Rheumatologist in New Zealand

Rebecca Grainger is a New Zealand academic rheumatologist, and is a full professor at the University of Otago, specialising in rheumatoid arthritis and osteoarthritis, and gout. She is also interested in the use of technology for medical education and digital health.

==Academic career==

Grainger completed a Bachelor of Medicine and a PhD titled Systemic soluble and cellular mediators of gouty arthritis: a comparative observational study at the University of Otago, based in the Malaghan Institute. She received further rheumatology training in Melbourne.

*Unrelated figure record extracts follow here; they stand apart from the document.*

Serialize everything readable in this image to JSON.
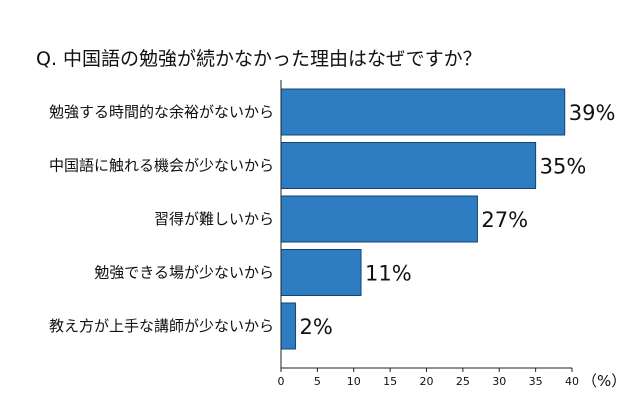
{
  "chart_data": {
    "type": "bar",
    "orientation": "horizontal",
    "title": "Q. 中国語の勉強が続かなかった理由はなぜですか？",
    "categories": [
      "勉強する時間的な余裕がないから",
      "中国語に触れる機会が少ないから",
      "習得が難しいから",
      "勉強できる場が少ないから",
      "教え方が上手な講師が少ないから"
    ],
    "values": [
      39,
      35,
      27,
      11,
      2
    ],
    "value_labels": [
      "39%",
      "35%",
      "27%",
      "11%",
      "2%"
    ],
    "xlim": [
      0,
      40
    ],
    "xticks": [
      0,
      5,
      10,
      15,
      20,
      25,
      30,
      35,
      40
    ],
    "xunit": "（%）",
    "grid": false,
    "legend": "none",
    "bar_color": "#2e7dc2",
    "bar_edge_color": "#16446e"
  }
}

Grainger practised as a rheumatologist, and joined the faculty of the University of Otago in Wellington 2008, rising to full professor in 2022. She is a consultant rheumatologist at Hutt District Health Board.

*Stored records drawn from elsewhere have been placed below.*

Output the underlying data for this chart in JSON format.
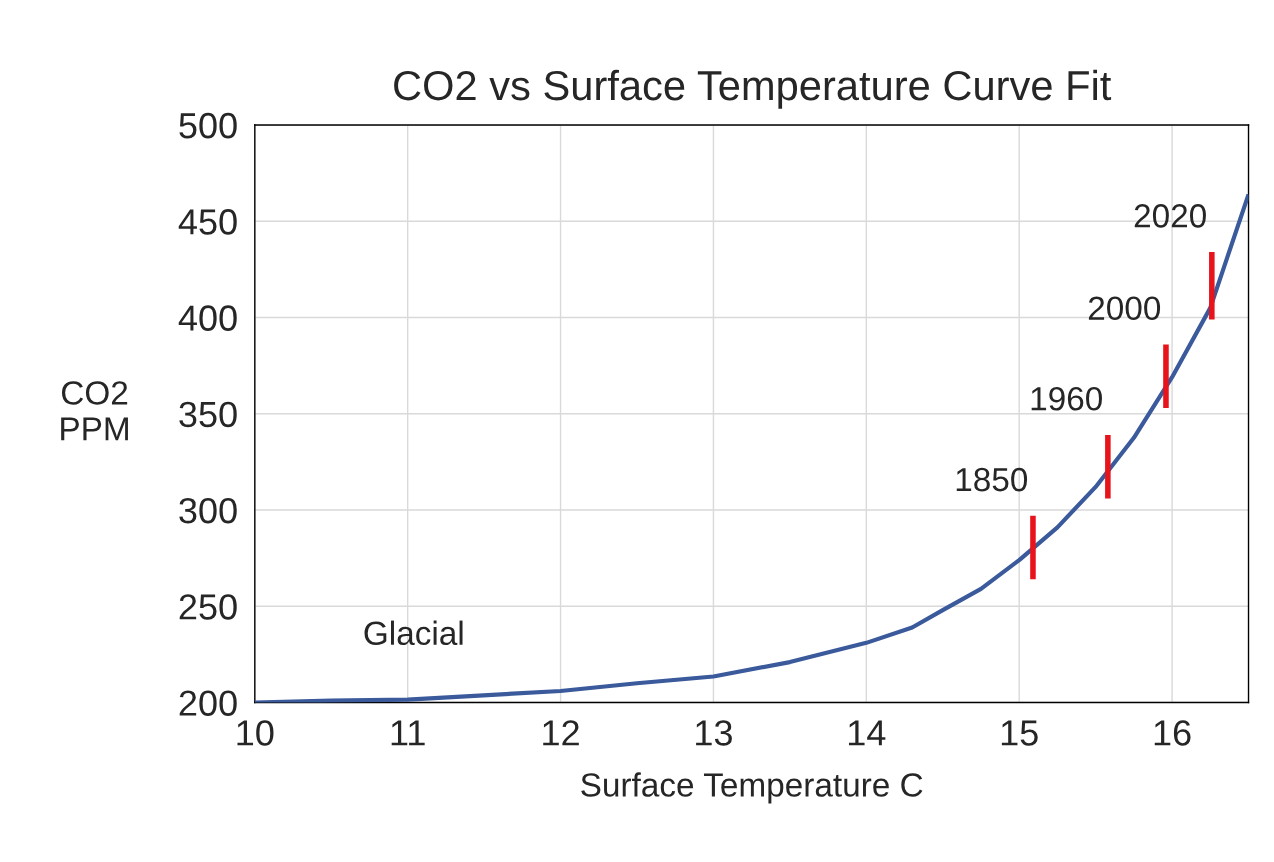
{
  "chart_data": {
    "type": "line",
    "title": "CO2 vs Surface Temperature Curve Fit",
    "xlabel": "Surface Temperature C",
    "ylabel": "CO2\nPPM",
    "xlim": [
      10,
      16.5
    ],
    "xticks": [
      10,
      11,
      12,
      13,
      14,
      15,
      16
    ],
    "ylim": [
      200,
      500
    ],
    "yticks": [
      200,
      250,
      300,
      350,
      400,
      450,
      500
    ],
    "grid": true,
    "line_style": "solid",
    "marker": "none",
    "series": [
      {
        "color": "#3a5a9c",
        "x": [
          10,
          10.5,
          11,
          12,
          12.5,
          13,
          13.5,
          14,
          14.3,
          14.5,
          14.75,
          15,
          15.25,
          15.5,
          15.75,
          16,
          16.25,
          16.5
        ],
        "values": [
          200,
          201,
          201.5,
          206,
          210,
          213.5,
          221,
          231,
          239,
          248,
          259,
          274,
          291,
          312,
          337.5,
          369,
          405,
          464
        ]
      },
      {
        "name": "1850",
        "color": "#e8141c",
        "x": [
          15.09,
          15.09
        ],
        "values": [
          264,
          297
        ]
      },
      {
        "name": "1960",
        "color": "#e8141c",
        "x": [
          15.58,
          15.58
        ],
        "values": [
          306,
          339
        ]
      },
      {
        "name": "2000",
        "color": "#e8141c",
        "x": [
          15.96,
          15.96
        ],
        "values": [
          353,
          386
        ]
      },
      {
        "name": "2020",
        "color": "#e8141c",
        "x": [
          16.26,
          16.26
        ],
        "values": [
          399,
          434
        ]
      }
    ],
    "annotations": [
      "Glacial"
    ]
  }
}
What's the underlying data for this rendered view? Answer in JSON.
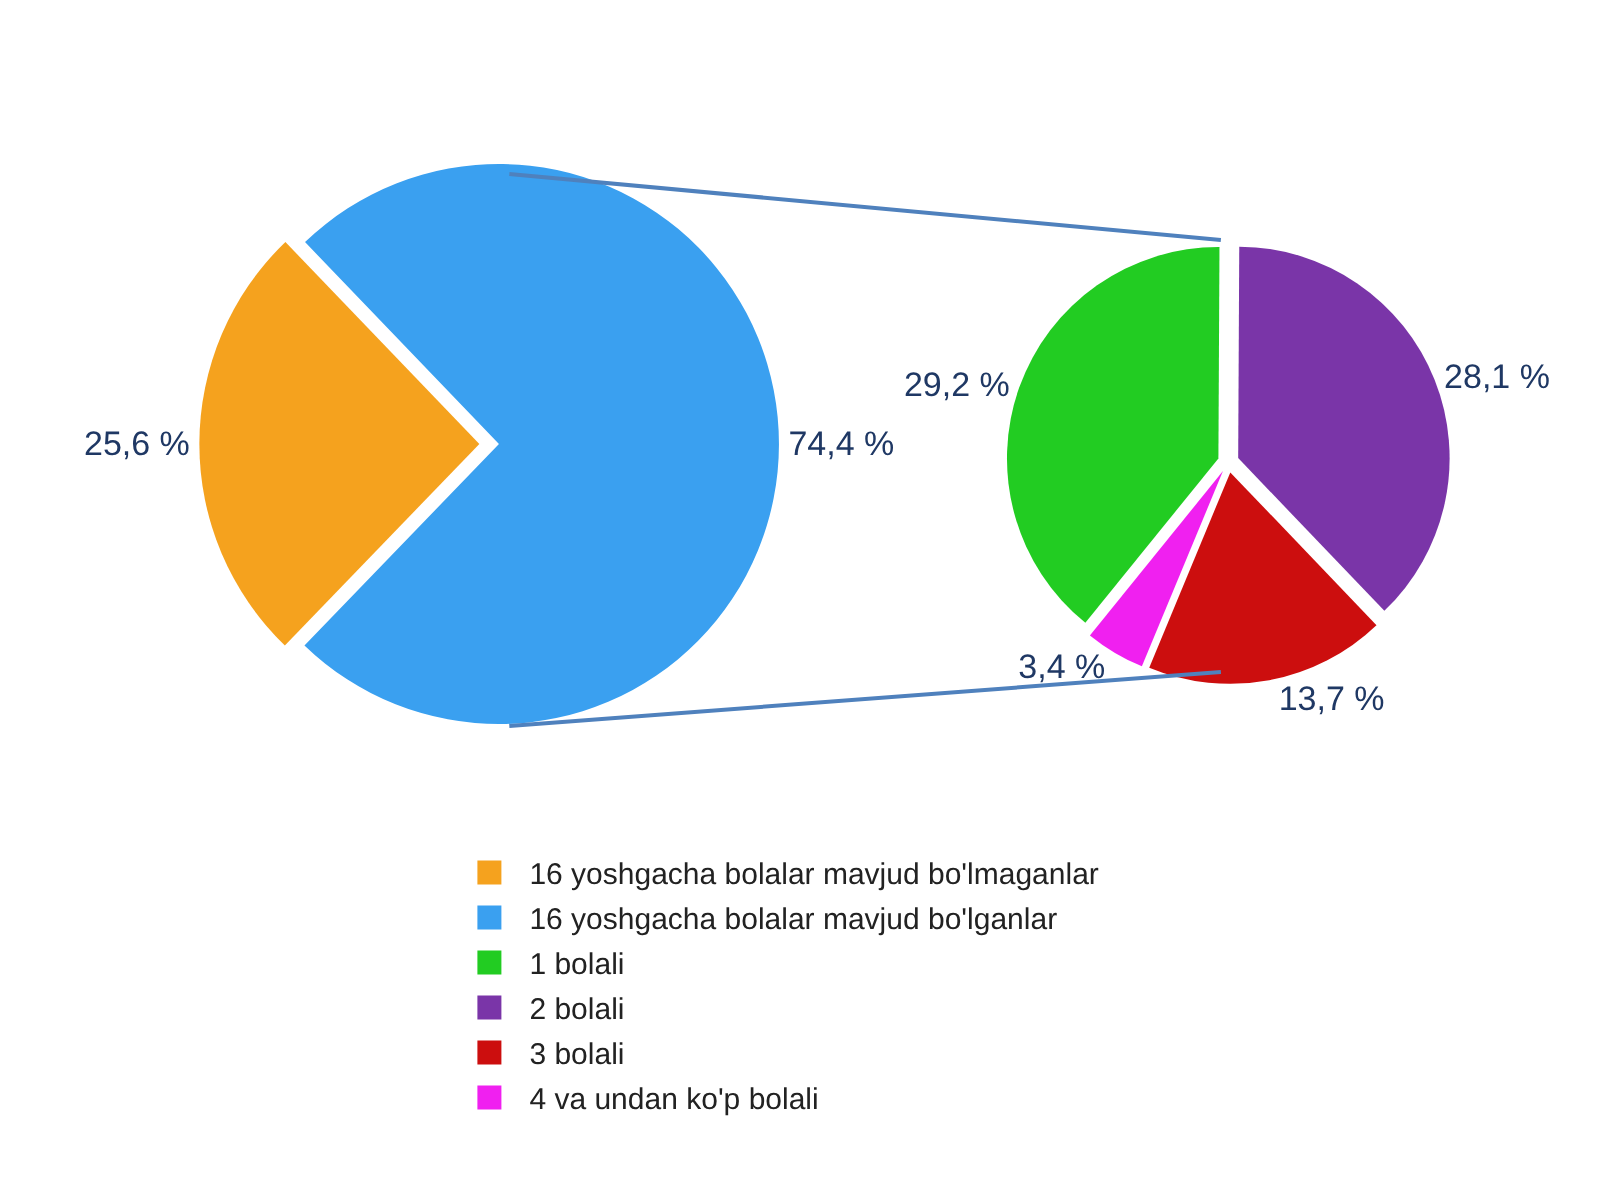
{
  "chart_data": [
    {
      "type": "pie",
      "categories": [
        "16 yoshgacha bolalar mavjud bo'lmaganlar",
        "16 yoshgacha bolalar mavjud bo'lganlar"
      ],
      "values": [
        25.6,
        74.4
      ],
      "colors": [
        "#f5a21e",
        "#3aa0f0"
      ],
      "value_labels": [
        "25,6 %",
        "74,4 %"
      ],
      "legend": "bottom"
    },
    {
      "type": "pie",
      "categories": [
        "1 bolali",
        "2 bolali",
        "3 bolali",
        "4 va undan ko'p bolali"
      ],
      "values": [
        29.2,
        28.1,
        13.7,
        3.4
      ],
      "colors": [
        "#22cc22",
        "#7a35a8",
        "#cc0e0e",
        "#f020f0"
      ],
      "value_labels": [
        "29,2 %",
        "28,1 %",
        "13,7 %",
        "3,4 %"
      ],
      "legend": "bottom"
    }
  ]
}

Grainger's research focuses on arthritis and other inflammatory conditions, but she is also interested in digital health and medical education using technology. She is on the steering committee of the COVID-19 Global Rheumatology Alliance, which delivers accurate and evidence-based information for rheumatology providers and patients. Grainger has held leadership roles in Arthritis New Zealand (2014–2018), the New Zealand Rheumatology Association, the Royal Australasian College of Physicians, and the American College of Rheumatology. She has been a member of the Research Advisory Committee for Research for Life, also known as the Wellington Medical Research Foundation, since 2012, and was appointed chair in 2018. Grainger has been an associate editor of Focus on Health Professional Education since 2023.

== Honours and awards ==
Grainger was elected a Fellow of the International Academy of Health Sciences Informatics in 2018/19, and as a Fellow of Health Informatics New Zealand in 2021.